His advice has consistently been clear, useful, and correct. He's also gone
way beyond the call of duty in helping us on a number of occasions.

Though this is only tangentially related to the story, I'll take the chance to
say: if you ever happen to have the chance to have Sam invest in your company,
I strongly recommend availing of it.

------
mceachen
Sam was one of AdGrok's angel advisors. He is _intense_ in person. He talks
quickly, and his signal-to-noise ratio made us all take notes during our
meetings as fast as we could write and type.

As an example, he told us that our company's valuation would fluctuate wildly
up and down, that timing our investment rounds was critical to our success,
and that valuation is driven as much by hype and gossip as by real value--
especially in the early stages. It was all stuff that just rings true to you
immediately, but that insight isn't apparent or obvious without experience.

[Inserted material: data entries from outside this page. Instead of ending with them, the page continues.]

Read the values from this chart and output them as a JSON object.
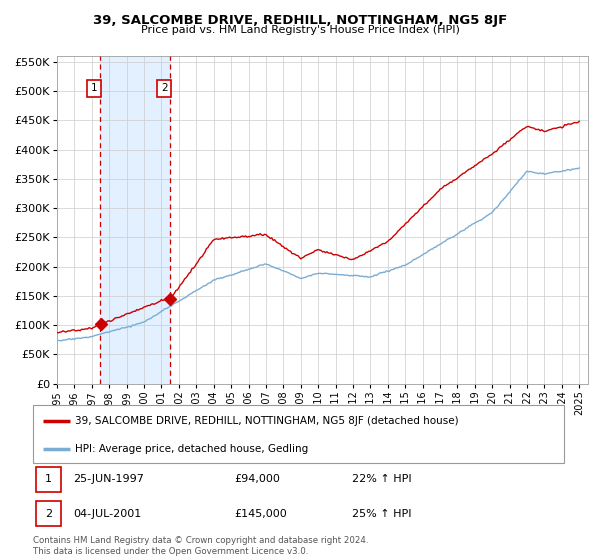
{
  "title": "39, SALCOMBE DRIVE, REDHILL, NOTTINGHAM, NG5 8JF",
  "subtitle": "Price paid vs. HM Land Registry's House Price Index (HPI)",
  "legend_line1": "39, SALCOMBE DRIVE, REDHILL, NOTTINGHAM, NG5 8JF (detached house)",
  "legend_line2": "HPI: Average price, detached house, Gedling",
  "annotation1_date": "25-JUN-1997",
  "annotation1_price": "£94,000",
  "annotation1_hpi": "22% ↑ HPI",
  "annotation2_date": "04-JUL-2001",
  "annotation2_price": "£145,000",
  "annotation2_hpi": "25% ↑ HPI",
  "footer": "Contains HM Land Registry data © Crown copyright and database right 2024.\nThis data is licensed under the Open Government Licence v3.0.",
  "red_color": "#cc0000",
  "blue_color": "#7aadd4",
  "shade_color": "#ddeeff",
  "marker_box_color": "#cc0000",
  "ylim_min": 0,
  "ylim_max": 560000,
  "purchase1_year": 1997.48,
  "purchase1_price": 94000,
  "purchase2_year": 2001.5,
  "purchase2_price": 145000
}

(Thanks for the help, Sam!)

------
cjr
We had Sam in our (2nd) YC interview for W12, unfortunately we were rejected
but we contacted Sam a few days afterwards and he generously offered to give
up his time to sit down with us in his office for a general chat about the
interview and to offer some advice on our startup. We really appreciated that.

------
kubrickslair
I have not yet been a part of YC, but know a fair number of YC founders. But
among all people I know, I found Sam to be probably the smartest and also very
helpful. But more than that, he is both nice but still nudges you towards the
right path- which is incredible in my opinion.

------
danielpal
Talking to Sam for 15 minutes is amazing.He is extremely smart, and just helps
you get rid of all the noise and focus.

------
mailarchis
There is some really good advice in there. On a side note, have we completed a
cycle and the word shit by default means good shit.

------
k2xl
Some excellent advice that I'm going to take it to heart with my startup

------
dasil003
The correct bleep-spelling of shit is $#!+